- Sire: Zabeel
- Grandsire: Sir Tristram
- Dam: Passefleur
- Damsire: Vice Regal
- Sex: Mare
- Foaled: 2 November 1992
- Died: 22 September 2017 (aged 24)
- Country: New Zealand
- Colour: Brown
- Breeder: J. Broome
- Owner: A. K. Burr, et al.
- Trainer: Brian Jenkins

Major wins
- Auckland Cup (1998) Melbourne Cup (1998)

= Jezabeel =

New Zealand-bred Thoroughbred racehorse

Jezabeel (2 November 1992 – 22 September 2017) was a top New Zealand thoroughbred racehorse who won the 1998 Melbourne Cup.

In April 1995, as a 2 year old, she won the listed 1600m Champagne Stakes at Ellerslie Racecourse. Later that year she went to Flemington but was last of seven in a 3YO fillies race.

In December 1997 she was second to Paddy O’Riley in the Manawatu Cup. On New Years Day 1998 she won the Auckland Cup, ridden by then apprentice jockey Opie Bosson, beating Aerosmith by a short neck with North Lady third.
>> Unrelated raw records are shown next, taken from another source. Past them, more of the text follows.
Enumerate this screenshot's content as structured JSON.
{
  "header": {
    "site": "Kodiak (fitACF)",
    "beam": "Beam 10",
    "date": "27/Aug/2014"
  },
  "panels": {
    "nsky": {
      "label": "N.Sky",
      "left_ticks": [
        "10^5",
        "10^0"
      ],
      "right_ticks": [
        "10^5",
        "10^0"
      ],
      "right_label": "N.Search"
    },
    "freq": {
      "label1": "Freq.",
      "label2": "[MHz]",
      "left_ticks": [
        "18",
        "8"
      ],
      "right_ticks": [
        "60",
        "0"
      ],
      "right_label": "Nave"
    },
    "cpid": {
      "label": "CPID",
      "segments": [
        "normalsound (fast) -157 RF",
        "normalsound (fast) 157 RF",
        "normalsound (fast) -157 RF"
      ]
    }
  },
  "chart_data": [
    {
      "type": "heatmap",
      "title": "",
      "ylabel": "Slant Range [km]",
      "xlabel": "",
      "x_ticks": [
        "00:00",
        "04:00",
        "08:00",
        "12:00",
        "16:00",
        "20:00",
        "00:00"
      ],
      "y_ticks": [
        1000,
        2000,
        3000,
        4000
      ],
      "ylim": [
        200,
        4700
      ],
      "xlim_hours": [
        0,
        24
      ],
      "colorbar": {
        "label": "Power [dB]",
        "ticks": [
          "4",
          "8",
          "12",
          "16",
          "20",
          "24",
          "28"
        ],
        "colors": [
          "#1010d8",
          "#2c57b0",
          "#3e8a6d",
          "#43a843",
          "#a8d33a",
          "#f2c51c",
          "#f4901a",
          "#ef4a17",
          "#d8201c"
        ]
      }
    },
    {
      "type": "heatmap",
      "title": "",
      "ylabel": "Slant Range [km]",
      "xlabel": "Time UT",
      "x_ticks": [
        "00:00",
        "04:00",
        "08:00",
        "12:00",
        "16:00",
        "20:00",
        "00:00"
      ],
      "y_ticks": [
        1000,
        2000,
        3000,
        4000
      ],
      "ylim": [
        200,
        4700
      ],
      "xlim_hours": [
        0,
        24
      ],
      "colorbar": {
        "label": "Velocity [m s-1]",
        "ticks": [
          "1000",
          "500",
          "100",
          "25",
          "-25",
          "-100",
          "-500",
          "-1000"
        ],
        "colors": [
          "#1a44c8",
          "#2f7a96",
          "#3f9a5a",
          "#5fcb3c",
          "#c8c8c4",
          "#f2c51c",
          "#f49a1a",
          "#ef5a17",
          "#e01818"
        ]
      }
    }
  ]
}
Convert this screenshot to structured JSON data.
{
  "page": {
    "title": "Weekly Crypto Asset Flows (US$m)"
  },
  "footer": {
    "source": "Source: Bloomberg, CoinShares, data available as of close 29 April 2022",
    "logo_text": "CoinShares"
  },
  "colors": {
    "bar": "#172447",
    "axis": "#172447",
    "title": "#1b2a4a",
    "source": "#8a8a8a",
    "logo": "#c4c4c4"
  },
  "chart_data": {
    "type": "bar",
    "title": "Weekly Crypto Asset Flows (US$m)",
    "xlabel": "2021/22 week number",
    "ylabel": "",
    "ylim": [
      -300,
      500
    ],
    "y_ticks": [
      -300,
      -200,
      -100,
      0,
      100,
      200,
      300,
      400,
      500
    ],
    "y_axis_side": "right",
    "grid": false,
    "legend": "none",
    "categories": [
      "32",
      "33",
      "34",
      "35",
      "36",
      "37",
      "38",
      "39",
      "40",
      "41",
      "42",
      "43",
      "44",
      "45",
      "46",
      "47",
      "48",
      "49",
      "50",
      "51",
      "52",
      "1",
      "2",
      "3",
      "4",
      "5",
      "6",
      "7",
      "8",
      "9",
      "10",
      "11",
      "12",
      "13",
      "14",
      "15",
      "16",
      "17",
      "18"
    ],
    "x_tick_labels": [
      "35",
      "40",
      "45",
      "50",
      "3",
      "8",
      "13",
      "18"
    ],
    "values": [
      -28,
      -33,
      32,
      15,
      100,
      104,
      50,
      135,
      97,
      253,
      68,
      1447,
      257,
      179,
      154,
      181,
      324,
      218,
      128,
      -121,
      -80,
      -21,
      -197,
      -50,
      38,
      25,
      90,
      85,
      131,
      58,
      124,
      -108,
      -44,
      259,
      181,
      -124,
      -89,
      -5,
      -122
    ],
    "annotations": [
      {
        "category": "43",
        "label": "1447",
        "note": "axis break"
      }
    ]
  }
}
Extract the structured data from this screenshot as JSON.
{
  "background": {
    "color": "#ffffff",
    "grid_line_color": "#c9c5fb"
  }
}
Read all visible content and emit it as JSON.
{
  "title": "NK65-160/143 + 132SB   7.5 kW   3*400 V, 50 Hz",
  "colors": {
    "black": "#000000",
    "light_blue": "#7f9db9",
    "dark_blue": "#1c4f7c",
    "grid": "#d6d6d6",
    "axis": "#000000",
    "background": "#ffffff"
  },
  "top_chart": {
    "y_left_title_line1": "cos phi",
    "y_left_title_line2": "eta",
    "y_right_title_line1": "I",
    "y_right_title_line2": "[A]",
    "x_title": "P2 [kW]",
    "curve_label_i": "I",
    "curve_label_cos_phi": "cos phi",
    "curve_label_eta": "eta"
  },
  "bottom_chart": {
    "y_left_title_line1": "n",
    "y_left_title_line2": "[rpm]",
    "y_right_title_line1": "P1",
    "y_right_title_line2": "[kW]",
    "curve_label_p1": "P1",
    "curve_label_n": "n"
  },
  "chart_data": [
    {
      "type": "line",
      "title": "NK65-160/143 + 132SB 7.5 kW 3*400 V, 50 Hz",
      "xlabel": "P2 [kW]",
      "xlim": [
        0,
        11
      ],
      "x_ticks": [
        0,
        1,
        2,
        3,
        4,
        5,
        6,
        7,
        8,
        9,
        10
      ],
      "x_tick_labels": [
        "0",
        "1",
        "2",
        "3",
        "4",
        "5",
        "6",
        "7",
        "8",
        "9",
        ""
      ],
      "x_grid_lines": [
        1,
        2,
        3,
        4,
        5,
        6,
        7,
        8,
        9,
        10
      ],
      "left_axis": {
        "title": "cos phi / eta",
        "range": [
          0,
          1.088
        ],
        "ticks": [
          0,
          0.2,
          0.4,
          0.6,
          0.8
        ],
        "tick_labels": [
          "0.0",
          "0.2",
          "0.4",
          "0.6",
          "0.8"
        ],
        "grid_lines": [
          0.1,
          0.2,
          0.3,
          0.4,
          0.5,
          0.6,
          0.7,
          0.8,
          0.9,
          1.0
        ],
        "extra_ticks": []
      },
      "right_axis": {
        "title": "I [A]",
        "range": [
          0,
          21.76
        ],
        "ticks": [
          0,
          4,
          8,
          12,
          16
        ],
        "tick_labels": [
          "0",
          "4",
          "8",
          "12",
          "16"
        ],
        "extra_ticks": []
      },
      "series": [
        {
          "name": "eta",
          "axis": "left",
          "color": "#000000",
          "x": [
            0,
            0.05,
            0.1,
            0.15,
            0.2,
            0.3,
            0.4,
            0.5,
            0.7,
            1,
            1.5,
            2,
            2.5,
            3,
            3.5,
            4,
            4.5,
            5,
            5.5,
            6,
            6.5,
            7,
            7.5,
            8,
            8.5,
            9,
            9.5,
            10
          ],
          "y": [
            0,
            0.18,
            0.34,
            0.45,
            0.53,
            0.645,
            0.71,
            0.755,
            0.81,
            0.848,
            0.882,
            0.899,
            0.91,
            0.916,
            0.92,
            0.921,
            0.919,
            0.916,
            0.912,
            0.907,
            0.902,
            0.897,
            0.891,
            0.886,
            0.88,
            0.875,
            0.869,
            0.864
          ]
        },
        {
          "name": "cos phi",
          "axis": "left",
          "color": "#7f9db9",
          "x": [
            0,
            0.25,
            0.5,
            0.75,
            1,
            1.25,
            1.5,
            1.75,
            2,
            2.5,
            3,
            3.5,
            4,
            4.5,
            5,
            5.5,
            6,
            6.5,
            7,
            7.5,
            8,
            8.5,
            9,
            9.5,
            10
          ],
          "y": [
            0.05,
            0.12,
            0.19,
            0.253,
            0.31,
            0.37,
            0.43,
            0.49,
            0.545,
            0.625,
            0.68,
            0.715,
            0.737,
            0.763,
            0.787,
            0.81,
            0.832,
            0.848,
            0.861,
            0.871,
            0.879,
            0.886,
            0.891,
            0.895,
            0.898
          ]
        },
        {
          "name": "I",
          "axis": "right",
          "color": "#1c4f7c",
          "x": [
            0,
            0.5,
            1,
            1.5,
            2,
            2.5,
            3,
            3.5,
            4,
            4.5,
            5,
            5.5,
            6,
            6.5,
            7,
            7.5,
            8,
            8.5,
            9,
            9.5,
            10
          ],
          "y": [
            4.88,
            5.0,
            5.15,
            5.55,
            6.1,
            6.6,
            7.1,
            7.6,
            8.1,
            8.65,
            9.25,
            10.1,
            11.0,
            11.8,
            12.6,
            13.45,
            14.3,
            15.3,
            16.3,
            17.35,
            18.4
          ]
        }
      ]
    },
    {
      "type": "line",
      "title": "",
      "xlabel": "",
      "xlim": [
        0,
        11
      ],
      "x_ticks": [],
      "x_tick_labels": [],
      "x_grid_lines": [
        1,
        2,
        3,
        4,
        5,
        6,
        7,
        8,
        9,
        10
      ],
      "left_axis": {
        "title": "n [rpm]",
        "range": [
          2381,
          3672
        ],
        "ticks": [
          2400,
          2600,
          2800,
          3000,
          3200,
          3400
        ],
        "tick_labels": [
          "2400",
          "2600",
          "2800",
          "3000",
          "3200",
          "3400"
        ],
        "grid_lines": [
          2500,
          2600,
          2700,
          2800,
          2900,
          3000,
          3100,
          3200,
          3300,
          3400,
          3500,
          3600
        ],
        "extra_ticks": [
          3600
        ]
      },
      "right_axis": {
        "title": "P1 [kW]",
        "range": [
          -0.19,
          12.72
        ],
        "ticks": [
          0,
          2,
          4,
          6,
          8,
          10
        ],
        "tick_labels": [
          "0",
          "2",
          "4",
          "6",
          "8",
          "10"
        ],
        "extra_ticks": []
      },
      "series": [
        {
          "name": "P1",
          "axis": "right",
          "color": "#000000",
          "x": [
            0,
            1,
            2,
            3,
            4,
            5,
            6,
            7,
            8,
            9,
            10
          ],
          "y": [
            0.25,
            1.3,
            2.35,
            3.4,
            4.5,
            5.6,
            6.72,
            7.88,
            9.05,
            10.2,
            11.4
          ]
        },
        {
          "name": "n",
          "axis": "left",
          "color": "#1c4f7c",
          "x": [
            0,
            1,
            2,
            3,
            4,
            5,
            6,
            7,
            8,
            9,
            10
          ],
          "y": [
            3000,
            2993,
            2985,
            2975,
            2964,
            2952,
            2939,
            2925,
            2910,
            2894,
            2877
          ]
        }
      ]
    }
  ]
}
Jezabeel is the only horse to have won both the Melbourne Cup and the Auckland Cup.

Jezabeel was ridden by Chris Munce in the Melbourne Cup. She and Champagne delivered sweet revenge when fighting out the finish of the Melbourne Cup. The race provided a turn of fortune after both mares had suffered interference-caused by jockey Ray Cochrane on Taufan's Melody in the Caulfield Cup.

The Melbourne Cup victory was her last race. She won seven races in her career.